Thursday’s pullback showed traders moving back toward the first scenario.
That does not make the setup comfortable. It just means the market reduced the probability of an immediate worst-case outcome.
Lebanon is still part of the oil story
Earlier this week, the ceasefire looked shaky after Iranian state media said Tehran had cut off talks with Washington over Israel’s campaign in Lebanon.
Iran’s backing of Hezbollah keeps Lebanon tied directly to the broader negotiation track. That makes every escalation there relevant to crude.
A ceasefire between Israel and Lebanon announced Wednesday helped steady the tape, but the durability of that agreement remains uncertain.
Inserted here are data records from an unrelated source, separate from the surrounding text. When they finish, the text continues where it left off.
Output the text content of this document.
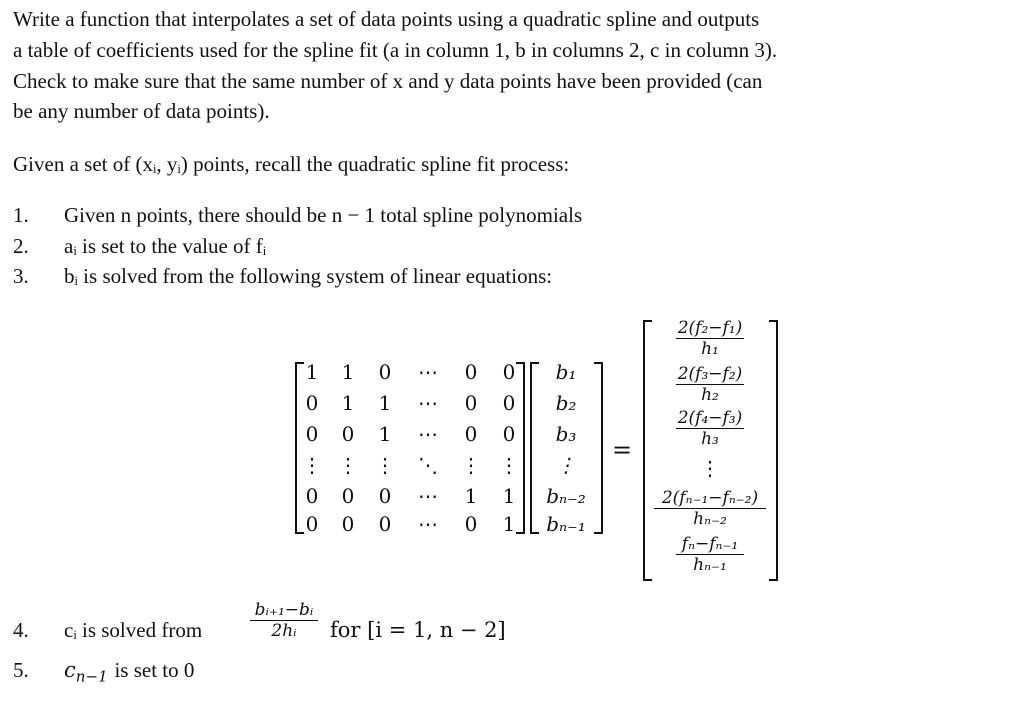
Write a function that interpolates a set of data points using a quadratic spline and outputs
a table of coefficients used for the spline fit (a in column 1, b in columns 2, c in column 3).
Check to make sure that the same number of x and y data points have been provided (can
be any number of data points).
Given a set of (xᵢ, yᵢ) points, recall the quadratic spline fit process:
1. Given n points, there should be n − 1 total spline polynomials
2. aᵢ is set to the value of fᵢ
3. bᵢ is solved from the following system of linear equations:
1 1 0 ⋯ 0 0
0 1 1 ⋯ 0 0
0 0 1 ⋯ 0 0
⋮ ⋮ ⋮ ⋱ ⋮ ⋮
0 0 0 ⋯ 1 1
0 0 0 ⋯ 0 1
b₁
b₂
b₃
⋮
bₙ₋₂
bₙ₋₁
=
2(f₂−f₁)
h₁
2(f₃−f₂)
h₂
2(f₄−f₃)
h₃
⋮
2(fₙ₋₁−fₙ₋₂)
hₙ₋₂
fₙ−fₙ₋₁
hₙ₋₁
4. cᵢ is solved from
bᵢ₊₁−bᵢ
2hᵢ	for [i = 1, n − 2]
5. $c_{n-1}$ is set to 0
Hezbollah does not simply move with Beirut, and Israeli leadership has made clear it still wants Hezbollah disarmed and Lebanon demilitarized.
Congress is becoming another constraint
The US political backdrop is tightening as well.
The House of Representatives passed a resolution Wednesday calling on the administration to withdraw US forces or seek congressional approval to continue the conflict. The measure still has to clear the Senate and would likely face a veto, but it adds another layer of friction around any fast move toward escalation.
Oil traders notice that.
A White House facing more domestic resistance has less room to widen the war quickly, and part of Thursday’s pullback reflected that.
The market is still headline-driven
The broader setup has not changed much.
The ceasefire is thin. Diplomacy is unfinished. Supply risk through Hormuz is still in the market. Thursday’s selloff did not remove those risks. It simply showed that crude does not need a final peace agreement to fall. It only needs the odds of immediate escalation to come down.
WSA Take
Oil sold off because the market got the signal it wanted: the US administration appears more focused on containing the conflict than reopening a full-scale war.
That takes some premium out of crude, but not all of it. The ceasefire is still vulnerable, Lebanon remains a live risk, and the Iran file is unresolved. This was a pullback inside a fragile geopolitical market, not a full reset.